Maksud dan tujuan penerapan Good Corporate Governance di Perusahaan adalah sebagai berikut:
  1. Memaksimalkan nilai Perusahaan dengan cara meningkatkan prinsip keterbukaan, akuntabilitas, dapat dipercaya, bertanggung jawab, dan adil agar Perusahaan memiliki daya saing yang kuat, baik secara nasional maupun internasional.
  2. Mendorong pengelolaan Perusahaan secara profesional, transparan dan efisien, serta memberdayakan fungsi dan meningkatkan kemandirian.
  3. Mendorong agar manajemen Perusahaan dalam membuat keputusan dan menjalankan tindakan dilandasi nilai moral yang tinggi dan kepatuhan terhadap peraturan perundang-undangan yang berlaku, serta kesadaran akan adanya tanggung jawab sosial Perusahaan terhadap stakeholders maupun kelestarian lingkungan di sekitar Perusahaa.
  4. Meningkatkan kontribusi Perusahaan dalam perekonomian nasional.
  5. Meningkatkan nilai investasi dan kekayaan Perusahaan.

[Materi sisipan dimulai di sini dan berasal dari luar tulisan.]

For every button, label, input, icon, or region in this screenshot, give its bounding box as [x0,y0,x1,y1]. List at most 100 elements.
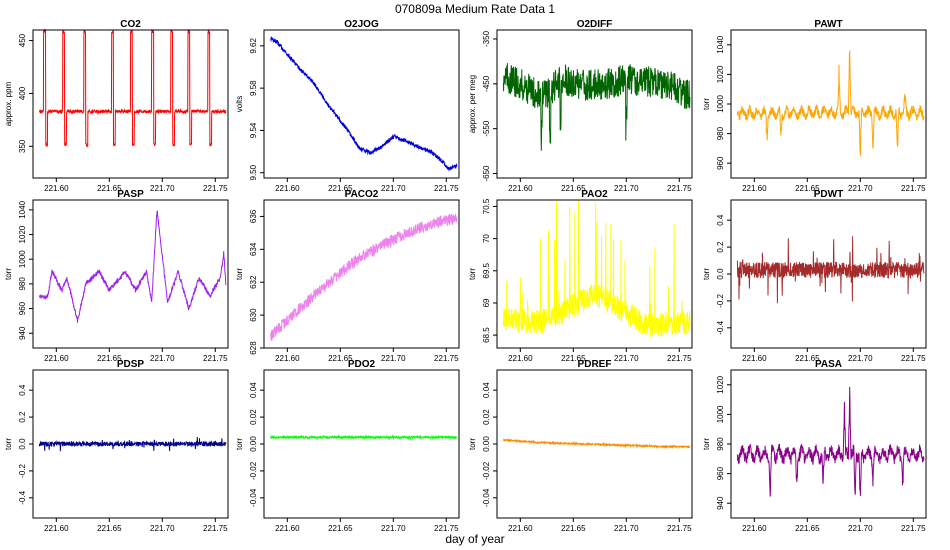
panel-title: O2JOG [344,19,379,30]
x-tick-label: 221.70 [381,354,406,363]
x-tick-label: 221.60 [742,524,767,533]
x-tick-label: 221.75 [434,184,459,193]
series-line [38,28,227,149]
plot-frame [730,369,927,519]
x-tick-label: 221.75 [667,524,692,533]
panel-title: PASA [815,359,842,370]
x-tick-label: 221.60 [275,524,300,533]
panels: CO2 approx. ppm 350 400 450 221.60 221.65 221.7… [4,19,927,533]
y-tick-label: 0.0 [716,268,725,280]
y-axis-label: torr [468,438,477,450]
x-tick-label: 221.70 [614,184,639,193]
panel-title: PDWT [814,189,843,200]
y-axis-label: torr [4,268,13,280]
x-tick-label: 221.70 [848,354,873,363]
panel-title: PAO2 [581,189,608,200]
series-line [38,436,227,452]
panel-title: PDREF [578,359,612,370]
y-tick-label: -0.02 [482,461,491,480]
y-tick-label: 70 [482,234,491,243]
x-tick-label: 221.65 [328,354,353,363]
plot-frame [32,199,229,349]
x-tick-label: 221.70 [614,354,639,363]
y-tick-label: -0.04 [249,488,258,507]
x-tick-label: 221.60 [44,354,69,363]
x-tick-label: 221.70 [381,184,406,193]
x-tick-label: 221.65 [97,524,122,533]
y-tick-label: 1020 [716,65,725,83]
panel: O2DIFF approx. per meg -650 -550 -450 -350 221… [468,19,693,193]
x-tick-label: 221.60 [275,184,300,193]
x-tick-label: 221.60 [275,354,300,363]
y-tick-label: 400 [18,86,27,100]
y-tick-label: 0.02 [249,409,258,425]
y-tick-label: -650 [482,165,491,182]
panel-title: PDO2 [348,359,376,370]
y-tick-label: 1020 [18,225,27,243]
panel: PASA torr 940 960 980 1000 1020 221.60 221.65 221… [702,359,927,533]
plot-frame [263,29,460,179]
series-line [502,437,691,449]
x-tick-label: 221.70 [848,184,873,193]
panel-title: PAWT [814,19,842,30]
y-axis-label: torr [702,98,711,110]
figure-xlabel: day of year [445,532,504,546]
y-tick-label: 70.5 [482,198,491,214]
panel: PACO2 torr 628 630 632 634 636 221.60 221.65 221.… [235,189,460,363]
panel: CO2 approx. ppm 350 400 450 221.60 221.65 221.7… [4,19,229,193]
y-tick-label: 69.5 [482,262,491,278]
x-tick-label: 221.65 [561,184,586,193]
panel: PASP torr 940 960 980 1000 1020 1040 221.60 221.6… [4,189,229,363]
series-line [38,210,227,323]
panel-title: O2DIFF [577,19,613,30]
x-tick-label: 221.65 [97,184,122,193]
panel: O2JOG volts 9.50 9.54 9.58 9.62 221.60 221.65 22… [235,19,460,193]
panel: PDREF torr -0.04 -0.02 0.00 0.02 0.04 221.60 221… [468,359,693,533]
y-tick-label: 0.04 [482,382,491,398]
y-tick-label: 1040 [716,35,725,53]
y-tick-label: 1000 [18,250,27,268]
x-tick-label: 221.60 [44,524,69,533]
y-tick-label: 0.04 [249,382,258,398]
x-tick-label: 221.65 [561,354,586,363]
x-tick-label: 221.75 [203,354,228,363]
y-tick-label: 634 [249,242,258,256]
x-tick-label: 221.75 [901,184,926,193]
panel-title: CO2 [120,19,141,30]
y-tick-label: -450 [482,75,491,92]
series-line [736,386,925,497]
x-tick-label: 221.60 [508,524,533,533]
y-tick-label: 940 [18,326,27,340]
x-tick-label: 221.65 [795,524,820,533]
panel-title: PASP [117,189,144,200]
y-tick-label: 960 [716,156,725,170]
y-axis-label: torr [468,268,477,280]
x-tick-label: 221.75 [901,354,926,363]
y-tick-label: 9.62 [249,38,258,54]
x-tick-label: 221.65 [795,354,820,363]
x-tick-label: 221.60 [508,354,533,363]
y-tick-label: 0.2 [18,411,27,423]
plot-frame [730,29,927,179]
panel-title: PACO2 [345,189,379,200]
y-tick-label: 1020 [716,375,725,393]
y-axis-label: approx. ppm [4,81,13,126]
y-tick-label: 0.4 [18,384,27,396]
y-axis-label: torr [702,268,711,280]
y-tick-label: -0.2 [18,463,27,477]
figure-title: 070809a Medium Rate Data 1 [395,2,555,16]
y-axis-label: approx. per meg [468,75,477,133]
y-tick-label: 0.0 [18,438,27,450]
x-tick-label: 221.70 [381,524,406,533]
series-line [270,434,458,441]
plot-frame [496,29,693,179]
plot-frame [496,199,693,349]
series-line [269,213,458,341]
plot-frame [263,369,460,519]
x-tick-label: 221.75 [901,524,926,533]
y-tick-label: 940 [716,496,725,510]
y-tick-label: -0.02 [249,461,258,480]
y-tick-label: 350 [18,139,27,153]
x-tick-label: 221.70 [150,184,175,193]
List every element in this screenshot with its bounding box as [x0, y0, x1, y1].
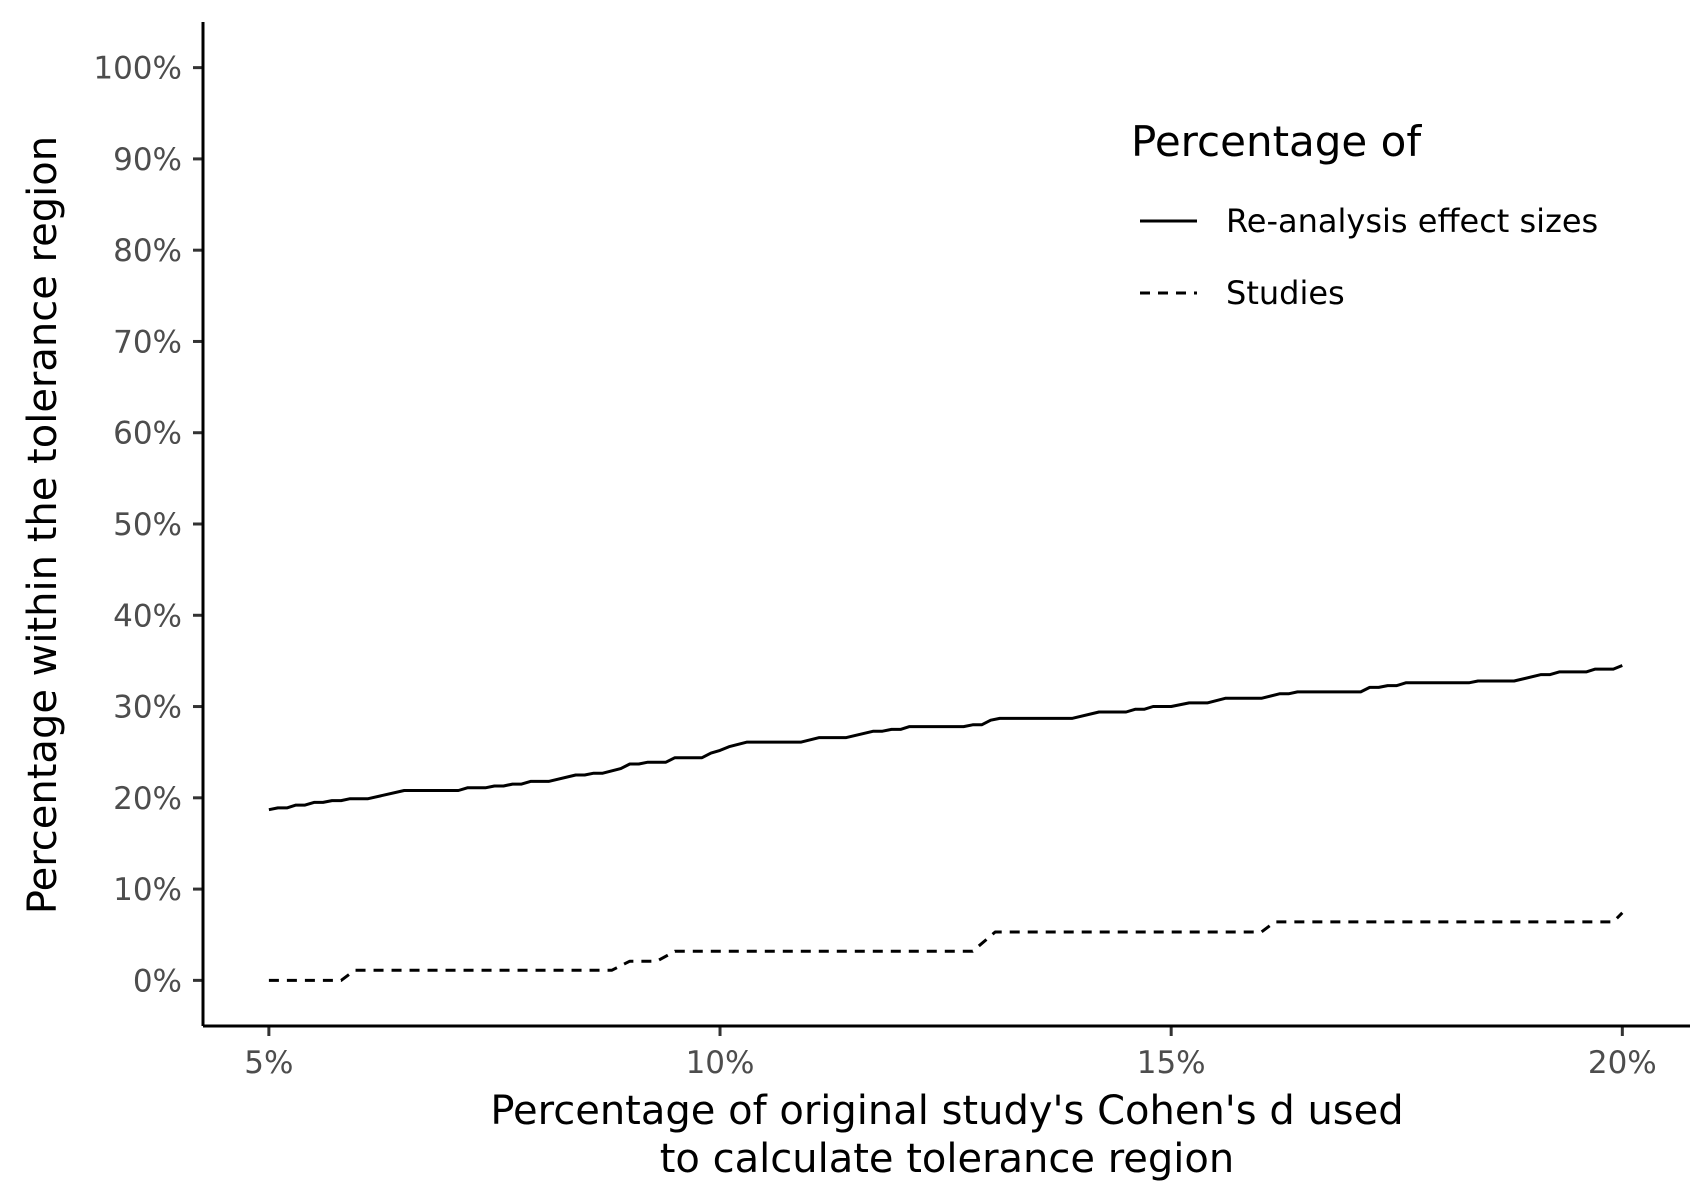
y-tick-label: 10% — [113, 872, 182, 908]
y-tick-label: 80% — [113, 233, 182, 269]
y-tick-label: 0% — [133, 963, 182, 999]
x-axis-title-line-1: Percentage of original study's Cohen's d… — [490, 1088, 1403, 1134]
y-tick-label: 30% — [113, 690, 182, 726]
legend-title: Percentage of — [1131, 117, 1422, 166]
legend-label-reanalysis: Re-analysis effect sizes — [1226, 202, 1598, 240]
x-axis-title-line-2: to calculate tolerance region — [660, 1136, 1234, 1182]
x-axis-ticks: 5% 10% 15% 20% — [244, 1026, 1657, 1081]
y-tick-label: 100% — [93, 51, 182, 87]
series-line-reanalysis-effect-sizes — [268, 664, 1623, 812]
x-tick-label: 15% — [1137, 1045, 1206, 1081]
series-lines — [268, 664, 1624, 982]
x-tick-label: 10% — [686, 1045, 755, 1081]
y-tick-label: 90% — [113, 142, 182, 178]
x-tick-label: 20% — [1588, 1045, 1657, 1081]
y-tick-label: 60% — [113, 416, 182, 452]
y-tick-label: 40% — [113, 598, 182, 634]
x-tick-label: 5% — [244, 1045, 293, 1081]
series-line-studies — [268, 911, 1624, 982]
y-tick-label: 20% — [113, 781, 182, 817]
y-tick-label: 50% — [113, 507, 182, 543]
legend: Percentage of Re-analysis effect sizes S… — [1131, 117, 1598, 312]
y-axis-title: Percentage within the tolerance region — [20, 136, 66, 914]
legend-label-studies: Studies — [1226, 274, 1345, 312]
y-tick-label: 70% — [113, 324, 182, 360]
y-axis-ticks: 0% 10% 20% 30% 40% 50% 60% 70% 80% 90% 100% — [93, 51, 203, 999]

Kasus kebangkrutan perusahaan di Amerika Serikat yang menghebohkan kalangan dunia usaha yaitu kasus Enron, Worldcom & Tycogate. Hal tersebut terjadi karena terdapat pelanggaran etika dalam berbisnis (unethical business practices), padahal Amerika termasuk negara yang sangat mengagungkan prinsip GCG dan etika bisnis.
             
Penyebab kebangkrutan beberapa perusahaan tersebut, karena diabaikannya etika bisnis serta prinsip GCG, terutama prinsip keterbukaan, pengungkapan dan prinsip akuntabilitas dalam pengelolaan perusahaan. Implementasi GCG memang tidakbisa hanya mengandalkan kepercayaan terhadap manusia sebagai pelaku bisnis dengan mengesampingkan etika. Seperti kita ketahui, sebagus apapun sistem yang berlaku diperusahaan, apabila manusia sebagai pelaksana sistem berperilaku menyimpang dan melanggar etika bisnis maka dapat menimbulkan fraud yang sangat merugikan perusahaan.Beberapa saat setelah krisis ekonomi melanda negeri kita sekitar tahun 1997 yang lalu,banyak terdapat bank-bank yang berguguran alias ditutup usahanya, sehingga termasuk kategori Bank Beku Operasi, Bank Belu Kegiatan Usaha dan Bank dalam Likuidasi. Salah satu penyebab kebangkrutan bank-bank tersebut karena perbankan Indonesia pada saat itu belum menerapkan prinsip-prinsip GCG serta etika bisnis secara konsisten. Semoga kasus kebangkrutan perusahaan di Amerika serikat serta perbankan di Indonesia tersebut, dapat menjadi pelajaran bagi kita untuk diambil hikmahnya, sehingga dalam pengelolaanperusahaan tetap berpedoman pada etika bisnis yang baik serta menerapkan prinsip
             
Berdasarkan data diatas dapat disimpulkan bahwa penerapan Good Corporate Governance sangat penting bagi perusahaan baik dari pihak internal maupun pihak eksternal untuk meningkatkan etika dalam suatu perusahaan tersebut. Perusahaan harus lebih meningkatkan disiplin kerja bagi para pegawainya agar perusahaan tersebut dapat berkembang maju kedepan apabila menggunakan prinsip GCG dan lebih meningkatkan etika-etika yang baik agar tidak melalaikan suatu pekerjaan bahkan melanggar peraturan yang tidak sesuai dengan GCG. Secara moral perusahaan yang menyimpang dari Good Corporate Governance tidak mencerminkan tanggung jawab kepada para pemegang saham dan akan merugikan pihak-pihak terkait, dan citra perusahaan akan di kenal buruk oleh berbagai kalangan.